Susan Quimpo | |
Birth Date: | 6 February 1961 |
Nationality: | Filipino |
Occupation: | activist, author, and art therapist |
Notable Works: | Subversive Lives: A Family Memoir of the Marcos Years |
Parents: | Ishmael Quimpo, Sr. and Esperanza Ferrer |
Relatives: | Ishmael Quimpo, Jr. Ronald Jan Quimpo Nathan Gilbert Quimpo |
Spouse: | George Chiu |
Susan Ferrer Quimpo (February 6, 1961 – July 14, 2020)[1] [2] was a Filipino activist, author, theater artist, and art therapist[3] best known for her advocacy work of educating the Filipino youth about the Philippines’ Martial Law era,[4] and for co-writing the book “Subversive Lives: A Family Memoir of the Marcos Years.”[5] [6]
Susan Quimpo was born the youngest[7] among the ten children of Ishmael and Esperanza Quimpo, and was a child when Martial Law was declared in 1972.[8]
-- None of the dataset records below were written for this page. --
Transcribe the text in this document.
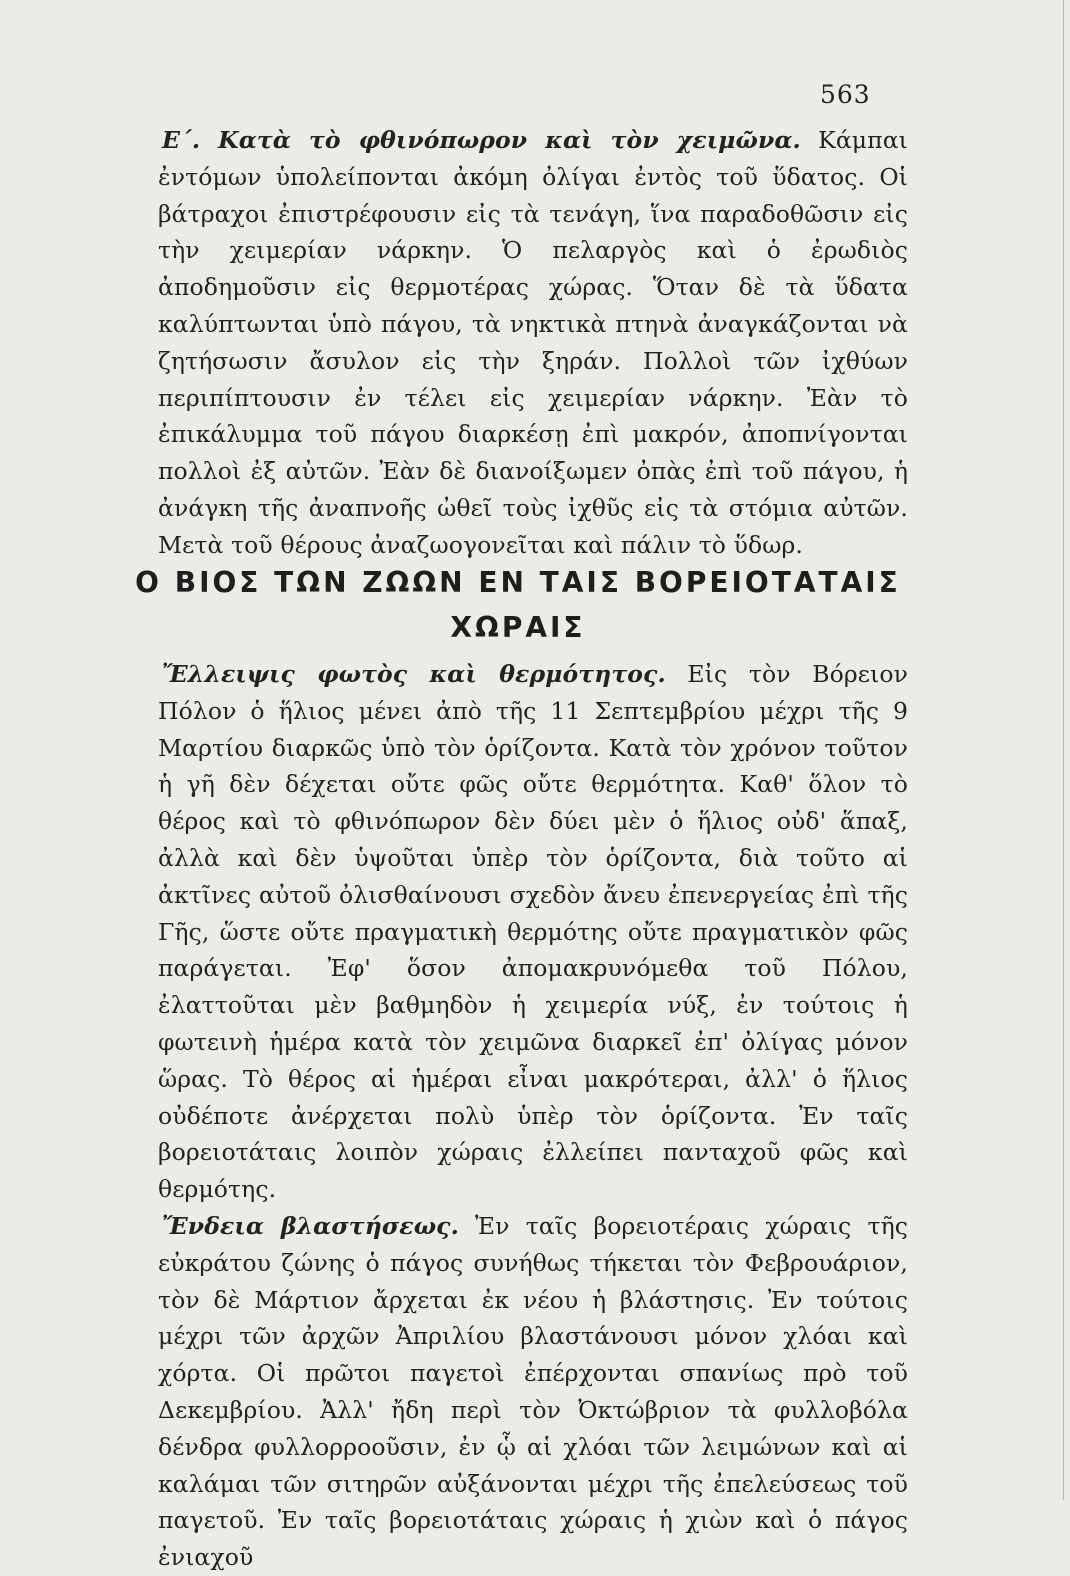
563

Ε΄. Κατὰ τὸ φθινόπωρον καὶ τὸν χειμῶνα. Κάμπαι ἐντόμων ὑπολείπονται ἀκόμη ὀλίγαι ἐντὸς τοῦ ὕδατος. Οἱ βάτραχοι ἐπιστρέφουσιν εἰς τὰ τενάγη, ἵνα παραδοθῶσιν εἰς τὴν χειμερίαν νάρκην. Ὁ πελαργὸς καὶ ὁ ἐρωδιὸς ἀποδημοῦσιν εἰς θερμοτέρας χώρας. Ὅταν δὲ τὰ ὕδατα καλύπτωνται ὑπὸ πάγου, τὰ νηκτικὰ πτηνὰ ἀναγκάζονται νὰ ζητήσωσιν ἄσυλον εἰς τὴν ξηράν. Πολλοὶ τῶν ἰχθύων περιπίπτουσιν ἐν τέλει εἰς χειμερίαν νάρκην. Ἐὰν τὸ ἐπικάλυμμα τοῦ πάγου διαρκέσῃ ἐπὶ μακρόν, ἀποπνίγονται πολλοὶ ἐξ αὐτῶν. Ἐὰν δὲ διανοίξωμεν ὀπὰς ἐπὶ τοῦ πάγου, ἡ ἀνάγκη τῆς ἀναπνοῆς ὠθεῖ τοὺς ἰχθῦς εἰς τὰ στόμια αὐτῶν. Μετὰ τοῦ θέρους ἀναζωογονεῖται καὶ πάλιν τὸ ὕδωρ.

Ο ΒΙΟΣ ΤΩΝ ΖΩΩΝ ΕΝ ΤΑΙΣ ΒΟΡΕΙΟΤΑΤΑΙΣ
ΧΩΡΑΙΣ

Ἔλλειψις φωτὸς καὶ θερμότητος. Εἰς τὸν Βόρειον Πόλον ὁ ἥλιος μένει ἀπὸ τῆς 11 Σεπτεμβρίου μέχρι τῆς 9 Μαρτίου διαρκῶς ὑπὸ τὸν ὁρίζοντα. Κατὰ τὸν χρόνον τοῦτον ἡ γῆ δὲν δέχεται οὔτε φῶς οὔτε θερμότητα. Καθ' ὅλον τὸ θέρος καὶ τὸ φθινόπωρον δὲν δύει μὲν ὁ ἥλιος οὐδ' ἅπαξ, ἀλλὰ καὶ δὲν ὑψοῦται ὑπὲρ τὸν ὁρίζοντα, διὰ τοῦτο αἱ ἀκτῖνες αὐτοῦ ὀλισθαίνουσι σχεδὸν ἄνευ ἐπενεργείας ἐπὶ τῆς Γῆς, ὥστε οὔτε πραγματικὴ θερμότης οὔτε πραγματικὸν φῶς παράγεται. Ἐφ' ὅσον ἀπομακρυνόμεθα τοῦ Πόλου, ἐλαττοῦται μὲν βαθμηδὸν ἡ χειμερία νύξ, ἐν τούτοις ἡ φωτεινὴ ἡμέρα κατὰ τὸν χειμῶνα διαρκεῖ ἐπ' ὀλίγας μόνον ὥρας. Τὸ θέρος αἱ ἡμέραι εἶναι μακρότεραι, ἀλλ' ὁ ἥλιος οὐδέποτε ἀνέρχεται πολὺ ὑπὲρ τὸν ὁρίζοντα. Ἐν ταῖς βορειοτάταις λοιπὸν χώραις ἐλλείπει πανταχοῦ φῶς καὶ θερμότης.

Ἔνδεια βλαστήσεως. Ἐν ταῖς βορειοτέραις χώραις τῆς εὐκράτου ζώνης ὁ πάγος συνήθως τήκεται τὸν Φεβρουάριον, τὸν δὲ Μάρτιον ἄρχεται ἐκ νέου ἡ βλάστησις. Ἐν τούτοις μέχρι τῶν ἀρχῶν Ἀπριλίου βλαστάνουσι μόνον χλόαι καὶ χόρτα. Οἱ πρῶτοι παγετοὶ ἐπέρχονται σπανίως πρὸ τοῦ Δεκεμβρίου. Ἀλλ' ἤδη περὶ τὸν Ὀκτώβριον τὰ φυλλοβόλα δένδρα φυλλορροοῦσιν, ἐν ᾧ αἱ χλόαι τῶν λειμώνων καὶ αἱ καλάμαι τῶν σιτηρῶν αὐξάνονται μέχρι τῆς ἐπελεύσεως τοῦ παγετοῦ. Ἐν ταῖς βορειοτάταις χώραις ἡ χιὼν καὶ ὁ πάγος ἐνιαχοῦ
The Quimpo siblings became a family of activists, with seven of her siblings joining the underground resistance against the Marcos dictatorship. One, Ishmael Jr., was murdered by the dictatorship, while another, Ronald Jan,was abducted at the age of 23 and is presumed dead.[8]
Quimpo became a college student during the Martial law era, and like her older siblings, she became an activist, decrying the abuses of the Marcos dictatorship.[9] She was part of the theater group, Peryante.[5]
After martial law, Quimpo took up a masters degree in Southeast Asian Studies in the US, living for a few years in Washington, DC and New York City. Realizing that many need Filipino-Americans had a need to learn about their ancestral country, she and her husband George Chiu organized Tagalog On Site, a non-government organization whose main activity was to take Filipino American students to the Philippines for summer trips, in which they would learn about the language, culture and history of the Philippines.[9]
As a tribute to the generation of Filipinos who fought against the Marcos dictatorship, she and her brother Nathan Gilbert Quimpo decided to put together a book which narrates the story of the Quimpo family, using the gathered narratives of all the surviving siblings. The result was "Subversive Lives: A Family Memoir of the Marcos Years."[5] [10]
Historian and former National Historical Commission chair Ambeth Ocampo, in a 2020 column written soon after Quimpo's death, noted:
In “Subversive Lives,” the Quimpos are narrators coming to terms with the past and taking us along with them in their long and painful journey. Today, more than ever, we need more accounts of the martial law years, for without these we won’t have history.[11]
As a therapist, Quimpo was also known for offering art therapy to surviving victims of the Martial Law regime, encouraging them to heal by expressing their repressed memories through art.[12] She offered similar services to survivors of natural disasters, and to those experienced political persecution.[9]
Wanting to take a more direct approach ensuring that the Philippines' Martial Law era was remembered, Quimpo helped launch The Martial Law Chronicles, a campaign that put together exhibits and in-person presentations on high school and college campuses and which trains high school teachers how to teach their students about the Philippines' martial law, in 2016.[8] [13]
Quimpo was diagnosed with systemic scleroderma, a painful autoimmune disease,[14] in 2018, and died two years later, on July 14, 2020.[8] Throughout that time, she continued to approach schools, asking them if she could speak to their students about the history of martial law in the Philippines.[12]